It's been an interesting week for cryptocurrencies. Early Saturday morning, the price of Bitcoin (BTC 1.96%) dropped to about $30,400, then steadily rose for the rest of the weekend. By the time the stock market opened on Monday, Bitcoin had returned to the levels it was trading at on June 24, which provided a boost to stocks like MicroStrategy (MSTR 5.90%) and Riot Blockchain (RIOT 9.72%). While they're down a little now from their weekly highs, these two stocks were still up 17% and 10% respectively as of market close on Thursday.
Of course, Bitcoin isn't the only cryptocurrency that's rising in value. Notably, Ether -- the token native to the Ethereum (ETH 3.61%) blockchain -- has risen by around 5% since Monday morning. On the surface, rising values for cryptocurrencies look like a good thing for cryptocurrency exchange Coinbase Global (COIN 7.25%), which explains why it's up by about 8% so far this week. However, some analysts have noted that cryptocurrencies' overall volatility is going down. That's not good for Coinbase's business, which is why the stock gave back some of its gains on Thursday.
MicroStrategy and Riot Blockchain both own bitcoins -- but they acquired them by very different means. As of June 21, MicroStrategy held over 105,000 bitcoins, most of which it purchased with financing from convertible note offerings. These notes carry an interest rate and will eventually come due, meaning MicroStrategy management is counting on Bitcoin's returns to outpace these costs. It's a multibillion-dollar gamble that's currently paying off, considering it purchased its Bitcoin stake at an average price of $26,000 per token.
By contrast, Riot Blockchain validates transactions on the Bitcoin blockchain and is compensated for this service with Bitcoins. In other words, Bitcoin is MicroStrategy's capital allocation strategy, but it's Riot Blockchain's business. In May, Riot Blockchain mined 227 Bitcoins and was holding around 2,000 Bitcoins as of May 31. It should come as no surprise that these stocks rose when Bitcoin's value did.

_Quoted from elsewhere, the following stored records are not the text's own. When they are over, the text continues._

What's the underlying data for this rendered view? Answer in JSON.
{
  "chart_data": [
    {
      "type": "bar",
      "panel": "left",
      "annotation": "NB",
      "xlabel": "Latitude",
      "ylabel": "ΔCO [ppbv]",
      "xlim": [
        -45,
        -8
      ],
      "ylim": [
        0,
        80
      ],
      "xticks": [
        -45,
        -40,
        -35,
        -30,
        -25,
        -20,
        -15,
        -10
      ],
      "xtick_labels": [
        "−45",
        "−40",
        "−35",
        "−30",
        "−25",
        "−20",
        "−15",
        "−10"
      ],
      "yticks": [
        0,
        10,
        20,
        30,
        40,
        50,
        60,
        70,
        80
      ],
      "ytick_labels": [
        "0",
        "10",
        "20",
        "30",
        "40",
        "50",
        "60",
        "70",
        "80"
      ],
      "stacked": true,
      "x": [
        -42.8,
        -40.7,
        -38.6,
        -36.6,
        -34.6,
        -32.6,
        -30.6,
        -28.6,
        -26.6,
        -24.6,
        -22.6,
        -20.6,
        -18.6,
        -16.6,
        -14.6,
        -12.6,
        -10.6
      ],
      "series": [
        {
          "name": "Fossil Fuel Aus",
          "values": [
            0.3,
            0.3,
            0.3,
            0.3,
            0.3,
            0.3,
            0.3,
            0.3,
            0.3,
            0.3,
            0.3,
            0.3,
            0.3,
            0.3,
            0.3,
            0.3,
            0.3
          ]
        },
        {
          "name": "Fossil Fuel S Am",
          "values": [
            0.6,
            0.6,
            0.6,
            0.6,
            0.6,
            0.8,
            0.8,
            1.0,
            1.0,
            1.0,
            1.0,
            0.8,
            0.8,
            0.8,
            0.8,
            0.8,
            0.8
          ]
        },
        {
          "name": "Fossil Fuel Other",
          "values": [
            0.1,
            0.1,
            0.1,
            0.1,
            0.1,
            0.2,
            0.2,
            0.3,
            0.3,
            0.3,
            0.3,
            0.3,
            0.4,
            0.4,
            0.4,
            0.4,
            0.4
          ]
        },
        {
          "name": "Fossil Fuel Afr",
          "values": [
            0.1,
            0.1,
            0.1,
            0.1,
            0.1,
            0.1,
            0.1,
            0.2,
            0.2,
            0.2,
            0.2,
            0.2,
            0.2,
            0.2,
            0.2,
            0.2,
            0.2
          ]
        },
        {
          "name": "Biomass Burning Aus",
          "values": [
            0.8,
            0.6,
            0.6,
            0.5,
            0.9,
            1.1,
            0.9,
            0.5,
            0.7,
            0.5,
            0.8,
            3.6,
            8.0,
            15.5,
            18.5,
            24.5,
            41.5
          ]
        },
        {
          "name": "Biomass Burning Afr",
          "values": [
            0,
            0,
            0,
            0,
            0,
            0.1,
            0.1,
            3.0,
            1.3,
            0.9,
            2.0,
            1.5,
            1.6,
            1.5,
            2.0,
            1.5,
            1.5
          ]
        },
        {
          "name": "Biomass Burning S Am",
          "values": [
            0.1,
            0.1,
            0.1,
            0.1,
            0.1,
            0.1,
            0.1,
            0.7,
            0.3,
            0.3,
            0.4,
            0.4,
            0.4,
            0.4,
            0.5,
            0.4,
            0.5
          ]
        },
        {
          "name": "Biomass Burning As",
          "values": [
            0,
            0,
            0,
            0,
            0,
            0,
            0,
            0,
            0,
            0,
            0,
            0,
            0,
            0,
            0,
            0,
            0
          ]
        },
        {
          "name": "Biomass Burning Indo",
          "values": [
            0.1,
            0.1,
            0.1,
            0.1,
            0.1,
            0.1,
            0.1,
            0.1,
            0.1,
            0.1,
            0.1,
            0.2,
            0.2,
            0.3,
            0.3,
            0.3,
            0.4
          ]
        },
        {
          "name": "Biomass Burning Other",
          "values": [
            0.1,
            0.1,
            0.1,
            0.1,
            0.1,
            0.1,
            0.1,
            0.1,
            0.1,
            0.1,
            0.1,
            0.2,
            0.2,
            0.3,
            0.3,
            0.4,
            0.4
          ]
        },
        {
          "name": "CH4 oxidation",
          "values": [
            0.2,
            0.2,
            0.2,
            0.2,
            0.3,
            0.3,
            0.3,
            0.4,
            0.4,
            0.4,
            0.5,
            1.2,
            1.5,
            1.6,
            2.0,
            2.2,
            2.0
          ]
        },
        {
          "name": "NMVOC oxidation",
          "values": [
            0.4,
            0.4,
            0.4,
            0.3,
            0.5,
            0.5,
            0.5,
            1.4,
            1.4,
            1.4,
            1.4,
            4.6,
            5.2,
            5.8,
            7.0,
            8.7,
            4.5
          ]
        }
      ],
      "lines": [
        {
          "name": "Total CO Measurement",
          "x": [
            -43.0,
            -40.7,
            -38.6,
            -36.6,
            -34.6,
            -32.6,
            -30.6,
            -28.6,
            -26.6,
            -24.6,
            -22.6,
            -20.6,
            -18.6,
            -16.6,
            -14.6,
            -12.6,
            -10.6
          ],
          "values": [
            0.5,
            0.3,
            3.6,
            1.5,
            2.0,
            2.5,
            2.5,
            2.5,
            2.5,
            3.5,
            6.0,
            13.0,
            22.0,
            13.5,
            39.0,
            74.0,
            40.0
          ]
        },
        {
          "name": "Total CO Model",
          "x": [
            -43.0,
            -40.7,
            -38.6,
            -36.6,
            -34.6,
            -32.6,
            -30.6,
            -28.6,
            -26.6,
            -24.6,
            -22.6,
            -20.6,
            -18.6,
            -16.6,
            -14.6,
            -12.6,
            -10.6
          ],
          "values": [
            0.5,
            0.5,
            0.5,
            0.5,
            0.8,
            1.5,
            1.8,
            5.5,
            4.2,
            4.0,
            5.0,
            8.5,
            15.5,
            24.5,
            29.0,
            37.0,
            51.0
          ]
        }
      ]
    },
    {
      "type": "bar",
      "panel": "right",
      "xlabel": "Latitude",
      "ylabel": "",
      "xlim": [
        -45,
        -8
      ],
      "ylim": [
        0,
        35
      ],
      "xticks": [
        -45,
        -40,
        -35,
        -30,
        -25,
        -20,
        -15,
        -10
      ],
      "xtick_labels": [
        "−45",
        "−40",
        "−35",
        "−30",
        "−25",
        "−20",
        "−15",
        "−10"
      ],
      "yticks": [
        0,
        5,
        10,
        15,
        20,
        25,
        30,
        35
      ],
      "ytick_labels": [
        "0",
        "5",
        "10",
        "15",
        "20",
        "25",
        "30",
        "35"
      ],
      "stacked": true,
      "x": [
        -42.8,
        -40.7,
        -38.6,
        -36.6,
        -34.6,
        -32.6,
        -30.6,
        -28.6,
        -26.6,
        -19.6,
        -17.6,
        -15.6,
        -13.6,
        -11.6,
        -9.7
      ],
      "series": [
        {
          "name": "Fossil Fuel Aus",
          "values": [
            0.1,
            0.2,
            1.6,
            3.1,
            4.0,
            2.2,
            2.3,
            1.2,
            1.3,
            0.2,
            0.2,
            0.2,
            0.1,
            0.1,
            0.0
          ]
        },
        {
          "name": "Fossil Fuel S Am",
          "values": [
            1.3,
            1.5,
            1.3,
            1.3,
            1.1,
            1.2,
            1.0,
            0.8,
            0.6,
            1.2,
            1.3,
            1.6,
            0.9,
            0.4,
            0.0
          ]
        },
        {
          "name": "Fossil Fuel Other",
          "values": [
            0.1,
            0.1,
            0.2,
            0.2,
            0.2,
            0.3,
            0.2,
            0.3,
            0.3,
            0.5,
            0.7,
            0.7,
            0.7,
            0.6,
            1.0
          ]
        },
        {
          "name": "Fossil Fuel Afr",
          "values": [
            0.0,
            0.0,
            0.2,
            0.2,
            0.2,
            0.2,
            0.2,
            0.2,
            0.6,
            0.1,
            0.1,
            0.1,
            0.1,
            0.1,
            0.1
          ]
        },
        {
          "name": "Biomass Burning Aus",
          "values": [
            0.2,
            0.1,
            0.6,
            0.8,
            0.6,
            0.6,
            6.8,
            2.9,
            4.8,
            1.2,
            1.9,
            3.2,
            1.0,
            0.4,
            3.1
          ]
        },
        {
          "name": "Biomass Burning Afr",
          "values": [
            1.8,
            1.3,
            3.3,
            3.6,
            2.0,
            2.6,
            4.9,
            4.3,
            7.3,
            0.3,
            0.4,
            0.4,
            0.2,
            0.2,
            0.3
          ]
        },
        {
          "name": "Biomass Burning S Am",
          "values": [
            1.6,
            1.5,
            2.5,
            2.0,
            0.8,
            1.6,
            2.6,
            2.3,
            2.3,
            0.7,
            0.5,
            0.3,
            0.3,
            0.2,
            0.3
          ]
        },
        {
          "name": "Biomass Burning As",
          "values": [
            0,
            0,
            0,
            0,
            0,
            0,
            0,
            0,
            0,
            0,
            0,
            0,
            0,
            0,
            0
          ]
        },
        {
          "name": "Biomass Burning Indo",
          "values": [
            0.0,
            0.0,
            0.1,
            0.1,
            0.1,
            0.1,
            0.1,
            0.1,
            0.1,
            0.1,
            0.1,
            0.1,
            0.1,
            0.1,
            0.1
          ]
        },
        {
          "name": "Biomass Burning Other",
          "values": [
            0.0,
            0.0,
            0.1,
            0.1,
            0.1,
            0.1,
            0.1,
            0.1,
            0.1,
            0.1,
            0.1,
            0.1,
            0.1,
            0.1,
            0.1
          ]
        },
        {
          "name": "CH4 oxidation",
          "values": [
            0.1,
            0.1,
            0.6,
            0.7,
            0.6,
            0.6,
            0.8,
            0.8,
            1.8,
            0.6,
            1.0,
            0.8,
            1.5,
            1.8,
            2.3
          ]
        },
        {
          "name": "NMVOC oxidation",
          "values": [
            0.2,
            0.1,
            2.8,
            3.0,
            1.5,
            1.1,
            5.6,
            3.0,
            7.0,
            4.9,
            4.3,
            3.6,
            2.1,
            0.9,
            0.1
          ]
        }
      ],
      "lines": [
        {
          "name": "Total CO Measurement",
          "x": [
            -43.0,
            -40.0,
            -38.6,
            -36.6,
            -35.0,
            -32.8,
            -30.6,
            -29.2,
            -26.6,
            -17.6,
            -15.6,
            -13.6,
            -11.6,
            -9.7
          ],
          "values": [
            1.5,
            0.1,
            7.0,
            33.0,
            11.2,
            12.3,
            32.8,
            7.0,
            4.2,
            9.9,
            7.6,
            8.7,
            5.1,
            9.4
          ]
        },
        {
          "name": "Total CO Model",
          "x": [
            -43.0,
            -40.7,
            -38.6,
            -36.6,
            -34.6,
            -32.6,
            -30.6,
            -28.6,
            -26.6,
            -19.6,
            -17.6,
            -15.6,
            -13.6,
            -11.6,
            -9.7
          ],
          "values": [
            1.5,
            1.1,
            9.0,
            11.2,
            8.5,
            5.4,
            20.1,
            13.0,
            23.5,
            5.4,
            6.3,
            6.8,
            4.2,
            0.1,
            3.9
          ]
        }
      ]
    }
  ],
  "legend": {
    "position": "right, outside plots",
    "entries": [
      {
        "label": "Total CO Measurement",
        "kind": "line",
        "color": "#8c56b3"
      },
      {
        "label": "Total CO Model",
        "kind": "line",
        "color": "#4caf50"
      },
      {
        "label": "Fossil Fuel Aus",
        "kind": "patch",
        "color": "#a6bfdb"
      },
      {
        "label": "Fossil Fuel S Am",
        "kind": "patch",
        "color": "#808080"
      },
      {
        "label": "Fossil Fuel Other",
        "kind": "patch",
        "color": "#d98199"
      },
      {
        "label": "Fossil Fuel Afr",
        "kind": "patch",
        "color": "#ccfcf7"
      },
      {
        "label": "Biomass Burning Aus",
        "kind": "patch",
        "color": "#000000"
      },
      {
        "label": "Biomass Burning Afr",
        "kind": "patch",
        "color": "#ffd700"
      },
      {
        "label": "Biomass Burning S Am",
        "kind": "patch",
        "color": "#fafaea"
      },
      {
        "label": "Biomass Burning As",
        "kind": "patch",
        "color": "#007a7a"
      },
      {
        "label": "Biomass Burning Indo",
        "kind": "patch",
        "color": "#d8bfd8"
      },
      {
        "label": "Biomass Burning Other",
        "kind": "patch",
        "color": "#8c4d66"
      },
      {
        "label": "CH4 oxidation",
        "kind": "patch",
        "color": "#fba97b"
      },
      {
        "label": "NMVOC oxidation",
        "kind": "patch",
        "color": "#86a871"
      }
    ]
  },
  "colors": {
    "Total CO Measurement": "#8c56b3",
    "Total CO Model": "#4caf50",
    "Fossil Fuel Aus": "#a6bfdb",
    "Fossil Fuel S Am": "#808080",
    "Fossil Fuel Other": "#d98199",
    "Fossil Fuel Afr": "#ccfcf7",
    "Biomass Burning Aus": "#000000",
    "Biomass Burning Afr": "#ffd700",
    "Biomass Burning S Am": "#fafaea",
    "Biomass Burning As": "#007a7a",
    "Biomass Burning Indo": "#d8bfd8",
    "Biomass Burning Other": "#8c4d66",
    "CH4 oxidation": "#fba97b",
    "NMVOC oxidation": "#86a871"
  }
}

It was a quiet week for Bitcoin news, but Motley Fool contributor Bram Berkowitz provided some insights as to why Ethereum has been trending higher in recent days. Developers for the Ethereum blockchain network want to transition it to a completely different model -- from proof-of-work to proof-of-stake -- which will make it less of an energy hog. The project is called Ethereum 2.0, and observers note that the network is quickly approaching 6 million Ether being staked. For perspective, that's over 5% of the total supply of the tokens even though Ethereum 2.0 only launched in December. So it seems the transition of blockchain models is progressing well, and that may partly explain why Ethereum has been going up.
That said, there's been a reduction in the price volatility of Bitcoin and Ethereum in recent weeks, which has some analysts pondering Coinbase. As a reminder, 91% of the company's revenue in the first quarter was generated from retail investors' transaction fees. And retail investors tend to transact more when cryptocurrencies are more volatile. This has Mizuho analyst Dan Dolev worried about what Coinbase's third-quarter results look like. According to a brief on finance news website TheFly Thursday, Dolev believes the company's second quarter will be good, but he expects Q3 guidance will be weak, which is why he's maintaining a $225 price target for Coinbase stock -- lower than where it closed trading Thursday.
There's quite a variety of business models in the cryptocurrency space. However, the fates of companies like MicroStrategy and Riot Blockchain are tied to what's going on with Bitcoin in particular. Therefore, investors in either of these companies need to understand the thesis for Bitcoin first and foremost. Like Ethereum, Bitcoin is also going through a big transition as it prepares to implement software called Taproot that will give its blockchain more functionality.
If there's any company in the cryptocurrency space that investors ought to get to know, in my opinion, it's Coinbase. According to TipRanks, analysts' price targets for it range from $225 per share to $650 per share. To me, that wide range suggests there's a lot of confusion when it comes to Coinbase's business and how it can create value over time. That confusion may provide investors an opportunity.
Don't overlook that its revenue is correlated with retail trading volumes -- for now, Coinbase benefits from volatility. But with 56 million users, perhaps the company has some optionality to expand into other cryptocurrency services that could give its revenues more stability. I'm not saying it's a stock to buy today. But with that many users and with analysts' opinions so divided, it's certainly not a stock investors should blindly dismiss either.